Gone but not forgotten — 2019

Photo credit: Joshua Trujillo, seattlepi.com

Every few years, the King County Medical Examiner’s Office (KCMEO) hosts a unique memorial to ensure that every King County resident is remembered. Those who died without resources or family to claim their remains for a proper burial are looked after through the work of the county’s indigent remains program.

The next ceremony to remember these individuals will take place on Wednesday, July 10th, at 1 p.m. at Mt. Olivet Cemetery in Renton (100 Blaine Ave NE). It’s open to any member of the public who wishes to pay their respects.

Answers to common questions about the program:

How long has King County provided this service and how does it work?
The first ceremony took place in 1993, and they are held on an as-needed basis. When no one with the necessary resources for burial is available, the remains are looked after through the KCMEO’s indigent remains program.

The KCMEO exhausts all efforts to identify family members who may be able to take the remains, but when no one can be found who can do this, the remains are cremated and buried them. In some cases, the KCMEO is able to find family, but the family can’t always bear the cost of burial services.

What is the ceremony like?
Clergy from several denominations are invited to read the names of each individual decedent, and the KCMEO works with local organizations and agencies to reach out to people in the community who may have known them. Each burial is marked with a stone plate, which includes the date and an inscription.

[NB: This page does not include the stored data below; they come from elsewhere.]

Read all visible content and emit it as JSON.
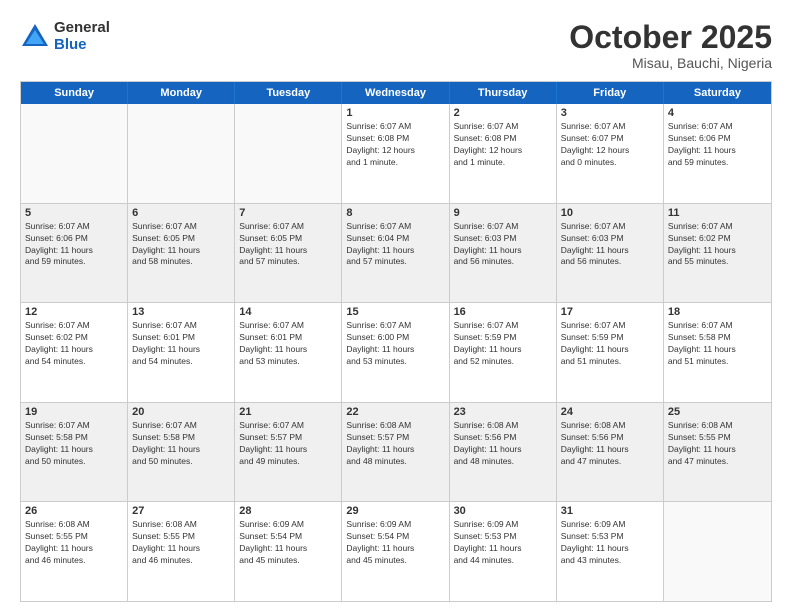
{
  "header": {
    "logo": {
      "line1": "General",
      "line2": "Blue"
    },
    "title": "October 2025",
    "location": "Misau, Bauchi, Nigeria"
  },
  "days_of_week": [
    "Sunday",
    "Monday",
    "Tuesday",
    "Wednesday",
    "Thursday",
    "Friday",
    "Saturday"
  ],
  "weeks": [
    {
      "cells": [
        {
          "empty": true,
          "text": ""
        },
        {
          "empty": true,
          "text": ""
        },
        {
          "empty": true,
          "text": ""
        },
        {
          "day": "1",
          "lines": [
            "Sunrise: 6:07 AM",
            "Sunset: 6:08 PM",
            "Daylight: 12 hours",
            "and 1 minute."
          ]
        },
        {
          "day": "2",
          "lines": [
            "Sunrise: 6:07 AM",
            "Sunset: 6:08 PM",
            "Daylight: 12 hours",
            "and 1 minute."
          ]
        },
        {
          "day": "3",
          "lines": [
            "Sunrise: 6:07 AM",
            "Sunset: 6:07 PM",
            "Daylight: 12 hours",
            "and 0 minutes."
          ]
        },
        {
          "day": "4",
          "lines": [
            "Sunrise: 6:07 AM",
            "Sunset: 6:06 PM",
            "Daylight: 11 hours",
            "and 59 minutes."
          ]
        }
      ]
    },
    {
      "cells": [
        {
          "day": "5",
          "lines": [
            "Sunrise: 6:07 AM",
            "Sunset: 6:06 PM",
            "Daylight: 11 hours",
            "and 59 minutes."
          ]
        },
        {
          "day": "6",
          "lines": [
            "Sunrise: 6:07 AM",
            "Sunset: 6:05 PM",
            "Daylight: 11 hours",
            "and 58 minutes."
          ]
        },
        {
          "day": "7",
          "lines": [
            "Sunrise: 6:07 AM",
            "Sunset: 6:05 PM",
            "Daylight: 11 hours",
            "and 57 minutes."
          ]
        },
        {
          "day": "8",
          "lines": [
            "Sunrise: 6:07 AM",
            "Sunset: 6:04 PM",
            "Daylight: 11 hours",
            "and 57 minutes."
          ]
        },
        {
          "day": "9",
          "lines": [
            "Sunrise: 6:07 AM",
            "Sunset: 6:03 PM",
            "Daylight: 11 hours",
            "and 56 minutes."
          ]
        },
        {
          "day": "10",
          "lines": [
            "Sunrise: 6:07 AM",
            "Sunset: 6:03 PM",
            "Daylight: 11 hours",
            "and 56 minutes."
          ]
        },
        {
          "day": "11",
          "lines": [
            "Sunrise: 6:07 AM",
            "Sunset: 6:02 PM",
            "Daylight: 11 hours",
            "and 55 minutes."
          ]
        }
      ]
    },
    {
      "cells": [
        {
          "day": "12",
          "lines": [
            "Sunrise: 6:07 AM",
            "Sunset: 6:02 PM",
            "Daylight: 11 hours",
            "and 54 minutes."
          ]
        },
        {
          "day": "13",
          "lines": [
            "Sunrise: 6:07 AM",
            "Sunset: 6:01 PM",
            "Daylight: 11 hours",
            "and 54 minutes."
          ]
        },
        {
          "day": "14",
          "lines": [
            "Sunrise: 6:07 AM",
            "Sunset: 6:01 PM",
            "Daylight: 11 hours",
            "and 53 minutes."
          ]
        },
        {
          "day": "15",
          "lines": [
            "Sunrise: 6:07 AM",
            "Sunset: 6:00 PM",
            "Daylight: 11 hours",
            "and 53 minutes."
          ]
        },
        {
          "day": "16",
          "lines": [
            "Sunrise: 6:07 AM",
            "Sunset: 5:59 PM",
            "Daylight: 11 hours",
            "and 52 minutes."
          ]
        },
        {
          "day": "17",
          "lines": [
            "Sunrise: 6:07 AM",
            "Sunset: 5:59 PM",
            "Daylight: 11 hours",
            "and 51 minutes."
          ]
        },
        {
          "day": "18",
          "lines": [
            "Sunrise: 6:07 AM",
            "Sunset: 5:58 PM",
            "Daylight: 11 hours",
            "and 51 minutes."
          ]
        }
      ]
    },
    {
      "cells": [
        {
          "day": "19",
          "lines": [
            "Sunrise: 6:07 AM",
            "Sunset: 5:58 PM",
            "Daylight: 11 hours",
            "and 50 minutes."
          ]
        },
        {
          "day": "20",
          "lines": [
            "Sunrise: 6:07 AM",
            "Sunset: 5:58 PM",
            "Daylight: 11 hours",
            "and 50 minutes."
          ]
        },
        {
          "day": "21",
          "lines": [
            "Sunrise: 6:07 AM",
            "Sunset: 5:57 PM",
            "Daylight: 11 hours",
            "and 49 minutes."
          ]
        },
        {
          "day": "22",
          "lines": [
            "Sunrise: 6:08 AM",
            "Sunset: 5:57 PM",
            "Daylight: 11 hours",
            "and 48 minutes."
          ]
        },
        {
          "day": "23",
          "lines": [
            "Sunrise: 6:08 AM",
            "Sunset: 5:56 PM",
            "Daylight: 11 hours",
            "and 48 minutes."
          ]
        },
        {
          "day": "24",
          "lines": [
            "Sunrise: 6:08 AM",
            "Sunset: 5:56 PM",
            "Daylight: 11 hours",
            "and 47 minutes."
          ]
        },
        {
          "day": "25",
          "lines": [
            "Sunrise: 6:08 AM",
            "Sunset: 5:55 PM",
            "Daylight: 11 hours",
            "and 47 minutes."
          ]
        }
      ]
    },
    {
      "cells": [
        {
          "day": "26",
          "lines": [
            "Sunrise: 6:08 AM",
            "Sunset: 5:55 PM",
            "Daylight: 11 hours",
            "and 46 minutes."
          ]
        },
        {
          "day": "27",
          "lines": [
            "Sunrise: 6:08 AM",
            "Sunset: 5:55 PM",
            "Daylight: 11 hours",
            "and 46 minutes."
          ]
        },
        {
          "day": "28",
          "lines": [
            "Sunrise: 6:09 AM",
            "Sunset: 5:54 PM",
            "Daylight: 11 hours",
            "and 45 minutes."
          ]
        },
        {
          "day": "29",
          "lines": [
            "Sunrise: 6:09 AM",
            "Sunset: 5:54 PM",
            "Daylight: 11 hours",
            "and 45 minutes."
          ]
        },
        {
          "day": "30",
          "lines": [
            "Sunrise: 6:09 AM",
            "Sunset: 5:53 PM",
            "Daylight: 11 hours",
            "and 44 minutes."
          ]
        },
        {
          "day": "31",
          "lines": [
            "Sunrise: 6:09 AM",
            "Sunset: 5:53 PM",
            "Daylight: 11 hours",
            "and 43 minutes."
          ]
        },
        {
          "empty": true,
          "text": ""
        }
      ]
    }
  ]
}
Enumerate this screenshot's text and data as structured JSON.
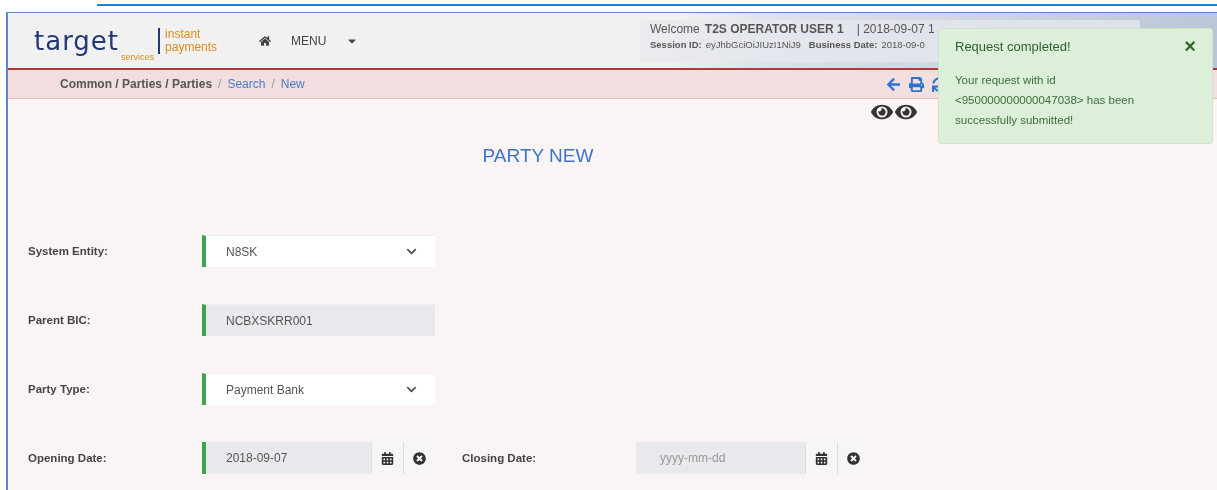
{
  "logo": {
    "brand": "target",
    "sub": "services",
    "product_line1": "instant",
    "product_line2": "payments"
  },
  "nav": {
    "menu": "MENU"
  },
  "user": {
    "welcome": "Welcome",
    "name": "T2S OPERATOR USER 1",
    "datetime": "| 2018-09-07 1",
    "session_label": "Session ID:",
    "session_value": "eyJhbGciOiJIUzI1NiJ9",
    "business_label": "Business Date:",
    "business_value": "2018-09-0"
  },
  "breadcrumb_separator": "/",
  "breadcrumb": [
    {
      "label": "Common / Parties / Parties",
      "link": false
    },
    {
      "label": "Search",
      "link": true
    },
    {
      "label": "New",
      "link": true
    }
  ],
  "page_title": "PARTY NEW",
  "fields": [
    {
      "label": "System Entity:",
      "kind": "select",
      "value": "N8SK",
      "required": true
    },
    {
      "label": "Parent BIC:",
      "kind": "readonly",
      "value": "NCBXSKRR001",
      "required": true
    },
    {
      "label": "Party Type:",
      "kind": "select",
      "value": "Payment Bank",
      "required": true
    }
  ],
  "dates": [
    {
      "label": "Opening Date:",
      "value": "2018-09-07",
      "required": true
    },
    {
      "label": "Closing Date:",
      "placeholder": "yyyy-mm-dd",
      "required": false
    }
  ],
  "toast": {
    "title": "Request completed!",
    "close": "×",
    "message": "Your request with id <950000000000047038> has been successfully submitted!"
  }
}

How are the remains buried?
All remains are cremated, placed in individual containers and buried in the same area of the cemetery. Even though the burial includes the remains of (in this instance) 302 people, each individual’s remains are separated and identifiable by a unique number inside the tomb. A 3-D map is used for reference in case family members are found, so remains can be retrieved.

What do we know about the 302 people being buried next week?
The names of the decedents can be found online. Some were people living homeless at the time of death, while others had housing but did not have funds or family to cover for a proper burial. All of them died between 2016 and 2018.

What if family members identify a loved one scheduled to be buried?
If you are a family member of one of the individuals listed, and wish to retrieve their remains for a separate burial, please contact the King County Medical Examiner’s Office at 206-731-3232, extension 5.